Splunk’s Ingest Processor - Why It Is A Game Changer For Managing Log Data In The World Of Observability

Logs and other supporting data, like metrics and traces, have become one of the most important elements of observability in recent times. The ability to harness the power of this data has enabled teams to significantly speed up problem resolution by quickly understanding the root-cause of issues as well as enabling them to understand why a system behaves the way that it does. It can also be used for business analytics too; ranging from “why do our customers leave at certain parts of the journey” through to “are the marketing events that we are running successful?” As observability data is critical to the management of modern platforms today, the ability to manage that data quickly, easily and in a cost effective manner is key to ensuring the maximum value derived from it. I go into more depth of why log data is important and the key challenges of harnessing in my blog here.

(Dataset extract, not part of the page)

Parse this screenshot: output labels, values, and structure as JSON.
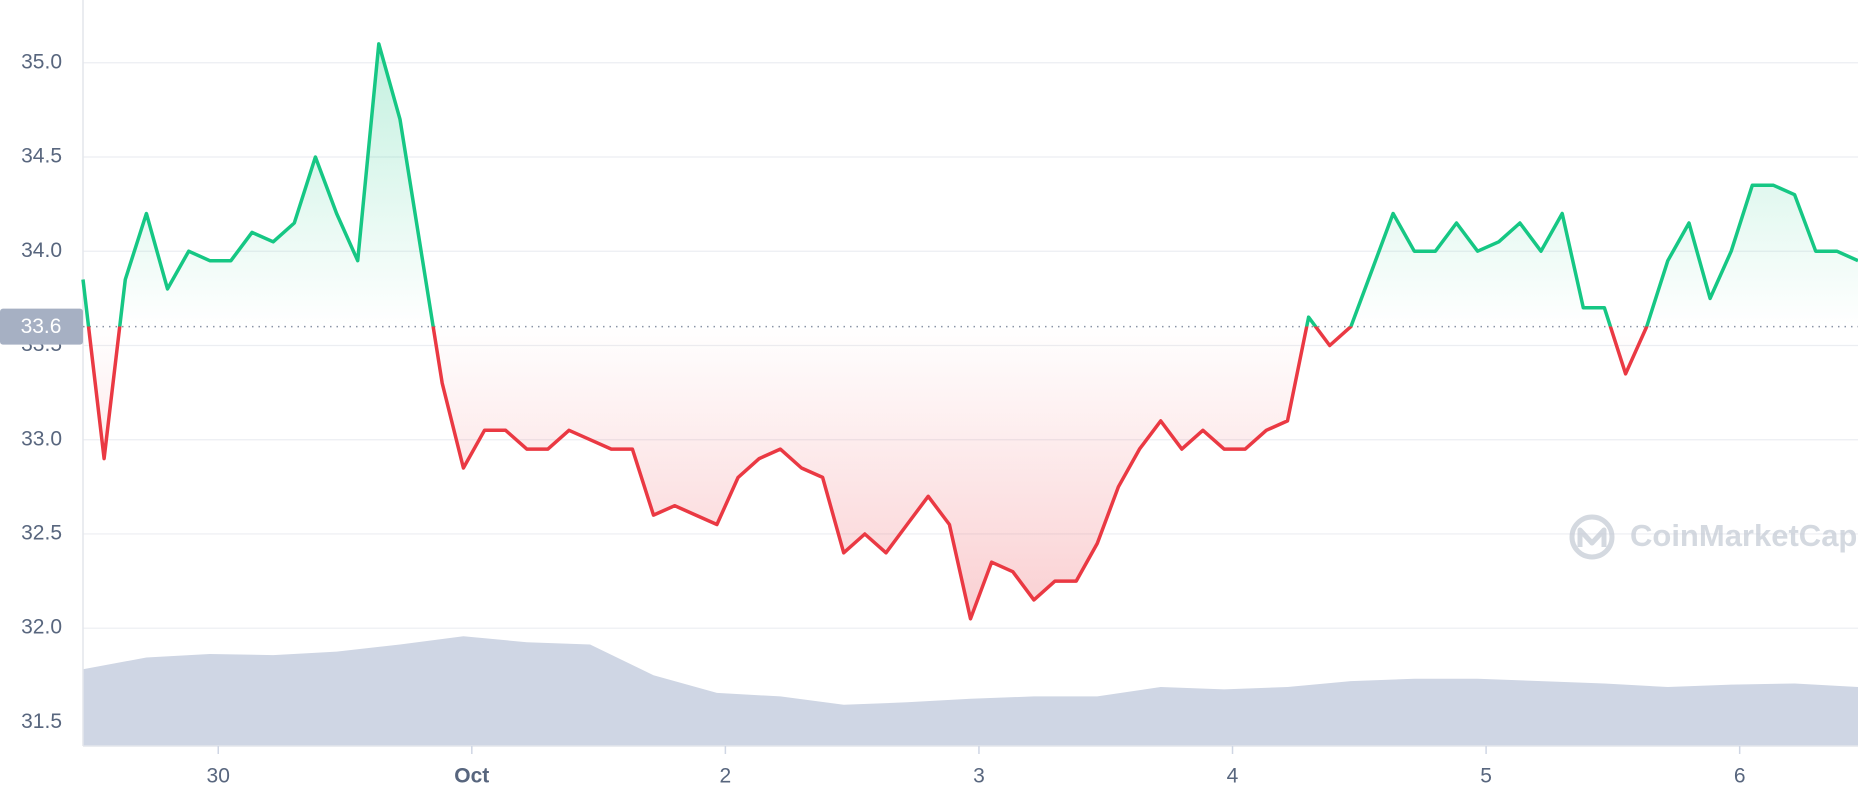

Since the time of writing the previous blog, Splunk has announced the release of the new and exciting Ingest Processor technology which now makes it even easier to manage this log data. But, before we get into why this is an important piece of tech, let’s recap the challenges with harnessing log data generally and how Splunk helps solve them:

Why Is Collecting Log Data A Challenge?

  1. The data - when you begin to think about the data in these environments it is vast and varied, with no agreed standards of how the data should be stored - a simple IP address might be stored under many variations of field names e.g. src_ip, source, source_ip etc, within different data sets. As the data is typically unstructured, there are no structural clues as to what it means, for example, the data could be comma or space separated. Equally, the lack of structure means that there are no constraints on what a developer might want to express through their log data. The challenge is how do you find a way of effectively extracting that mass of data to make it meaningful and contextual - and not have to worry about schema’s or data relationships etc.?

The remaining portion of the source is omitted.